AMD will deliver its latest round of APUs (Kaveri) on January 14th. These processors, built on a 28nm process, will combine the Steamroller architecture on the CPU with HSA-compliant Graphics Core Next (GCN) cores on the GPU. Together they are expected to bring 856 GFLOPs of computational performance.
Thomas Ryan at SemiAccurate, however, remembers that AMD expected over a TeraFLOP.
Of course Kaveri has been a troubled chip for AMD. At this point Kaveri is over a year late and most of that delay is due to a series of internal issues at AMD rather than technical problems. But now with the knowledge that Kaveri missed AMD’s internal performance targets by about 20 percent it’s hard to be very positive about AMD’s next big-core APU.
The problem comes from a reduction in the clock rate AMD expected back in February 2012. Steamroller was expected to reach 4 GHz but that has been slightly reduced to 3.7 GHz; this is obviously a small impact from a compute standpoint (weakened by just under10 GFLOPs). The GPU, on the other hand, was cut from 900MHz down to 720 MHz; its performance was reduced by a whole
25% (Update: 20%. Accidentally divided by 720 instead of 900). Using AMD's formula for calculating FLOP performance, Kaveri's 856 GFLOP rating corresponds to an 18% reduction from the original 1050 GFLOP target.

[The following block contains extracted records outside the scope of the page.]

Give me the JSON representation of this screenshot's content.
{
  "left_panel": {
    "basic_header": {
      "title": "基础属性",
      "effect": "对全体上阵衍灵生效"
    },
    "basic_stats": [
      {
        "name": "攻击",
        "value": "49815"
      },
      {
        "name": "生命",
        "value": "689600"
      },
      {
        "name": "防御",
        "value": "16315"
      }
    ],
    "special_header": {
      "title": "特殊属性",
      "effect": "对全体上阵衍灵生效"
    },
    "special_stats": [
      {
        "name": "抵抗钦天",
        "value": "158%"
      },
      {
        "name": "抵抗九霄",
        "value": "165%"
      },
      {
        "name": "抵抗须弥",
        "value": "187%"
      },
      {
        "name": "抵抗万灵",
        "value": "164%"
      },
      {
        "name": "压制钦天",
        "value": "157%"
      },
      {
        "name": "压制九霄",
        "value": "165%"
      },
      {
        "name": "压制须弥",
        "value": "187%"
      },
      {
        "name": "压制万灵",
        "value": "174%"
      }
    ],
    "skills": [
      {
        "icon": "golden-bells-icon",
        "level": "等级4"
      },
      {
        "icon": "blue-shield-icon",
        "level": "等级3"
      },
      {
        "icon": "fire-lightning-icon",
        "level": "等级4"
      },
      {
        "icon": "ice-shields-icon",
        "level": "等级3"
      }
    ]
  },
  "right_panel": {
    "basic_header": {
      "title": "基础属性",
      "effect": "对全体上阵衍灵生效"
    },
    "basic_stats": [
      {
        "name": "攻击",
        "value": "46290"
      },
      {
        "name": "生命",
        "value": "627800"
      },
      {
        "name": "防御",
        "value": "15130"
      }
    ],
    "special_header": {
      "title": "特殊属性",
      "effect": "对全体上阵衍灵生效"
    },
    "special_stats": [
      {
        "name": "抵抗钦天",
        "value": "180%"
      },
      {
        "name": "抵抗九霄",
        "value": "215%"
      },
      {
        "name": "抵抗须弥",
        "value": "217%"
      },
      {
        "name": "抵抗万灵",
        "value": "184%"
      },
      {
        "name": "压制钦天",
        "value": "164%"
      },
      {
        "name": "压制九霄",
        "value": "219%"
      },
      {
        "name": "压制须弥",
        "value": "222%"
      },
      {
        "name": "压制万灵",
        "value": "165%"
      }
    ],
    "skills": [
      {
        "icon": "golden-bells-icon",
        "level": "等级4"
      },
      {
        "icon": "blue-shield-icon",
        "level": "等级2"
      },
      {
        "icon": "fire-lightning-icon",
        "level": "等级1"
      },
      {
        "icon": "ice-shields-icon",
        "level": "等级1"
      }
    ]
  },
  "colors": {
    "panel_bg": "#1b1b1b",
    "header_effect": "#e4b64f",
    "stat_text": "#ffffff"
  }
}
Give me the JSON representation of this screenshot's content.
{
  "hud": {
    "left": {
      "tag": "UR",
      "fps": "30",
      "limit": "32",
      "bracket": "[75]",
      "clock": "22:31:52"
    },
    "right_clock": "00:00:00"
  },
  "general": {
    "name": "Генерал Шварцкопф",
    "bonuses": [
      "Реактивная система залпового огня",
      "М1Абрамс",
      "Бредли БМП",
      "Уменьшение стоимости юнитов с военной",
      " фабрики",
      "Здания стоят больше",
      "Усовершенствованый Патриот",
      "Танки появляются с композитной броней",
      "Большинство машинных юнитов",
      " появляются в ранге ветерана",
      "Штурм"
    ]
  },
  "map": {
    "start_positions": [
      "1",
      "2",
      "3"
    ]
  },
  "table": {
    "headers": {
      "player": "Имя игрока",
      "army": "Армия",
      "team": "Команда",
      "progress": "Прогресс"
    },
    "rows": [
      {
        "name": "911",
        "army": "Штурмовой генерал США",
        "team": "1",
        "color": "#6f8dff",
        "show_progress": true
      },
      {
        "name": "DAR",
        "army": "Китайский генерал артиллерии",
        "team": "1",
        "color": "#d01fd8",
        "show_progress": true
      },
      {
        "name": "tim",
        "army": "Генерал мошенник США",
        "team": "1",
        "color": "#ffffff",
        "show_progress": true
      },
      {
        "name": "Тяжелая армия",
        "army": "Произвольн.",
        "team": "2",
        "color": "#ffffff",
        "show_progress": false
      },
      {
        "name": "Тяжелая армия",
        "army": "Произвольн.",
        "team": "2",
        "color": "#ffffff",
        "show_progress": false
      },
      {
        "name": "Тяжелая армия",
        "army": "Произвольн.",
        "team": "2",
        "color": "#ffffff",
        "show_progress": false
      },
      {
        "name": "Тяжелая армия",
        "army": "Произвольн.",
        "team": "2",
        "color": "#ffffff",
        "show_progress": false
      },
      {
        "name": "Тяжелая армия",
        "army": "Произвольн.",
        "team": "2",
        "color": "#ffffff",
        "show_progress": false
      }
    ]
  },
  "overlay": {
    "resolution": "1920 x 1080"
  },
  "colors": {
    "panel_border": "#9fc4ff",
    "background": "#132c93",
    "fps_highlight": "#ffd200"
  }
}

But, personally, I am still positive about Kaveri.
The introduction of HSA features into mainstream x86 processors has begun. The ability to share memory between the CPU and the GPU could be a big deal, especially for tasks such as AI and physics. AI especially interests me (although I am by no means an expert) because it is a mixture of branching and parallel instructions. The HSA model could, potentially, operate on the data with whichever architecture makes sense. Currently, synchronizing CPU and GPU memory is very costly; you could easily spend most of your processing time budget waiting for memory transfers.
856 GFLOPs is a definite reduction from 1050 GFLOPs. Still, if Kaveri (and APUs going forward) can effectively nullify the latencies involved with GPGPU work, an Intel Ivy Bridge-E Core i7 4960X has an instruction throughput of ~160 GFLOPs.
And before you say it: Yes, I know, Ivy Bridge-E can be paired with fast discrete graphics. This combination is ideal for easily separated tasks such as when the CPU prepares a frame and then a GPU draws it; you get the best of both worlds if both can keep working.
But what if your workload is a horrific mish-mash of back-and-forth serial and parallel? That is where AMD might have an edge.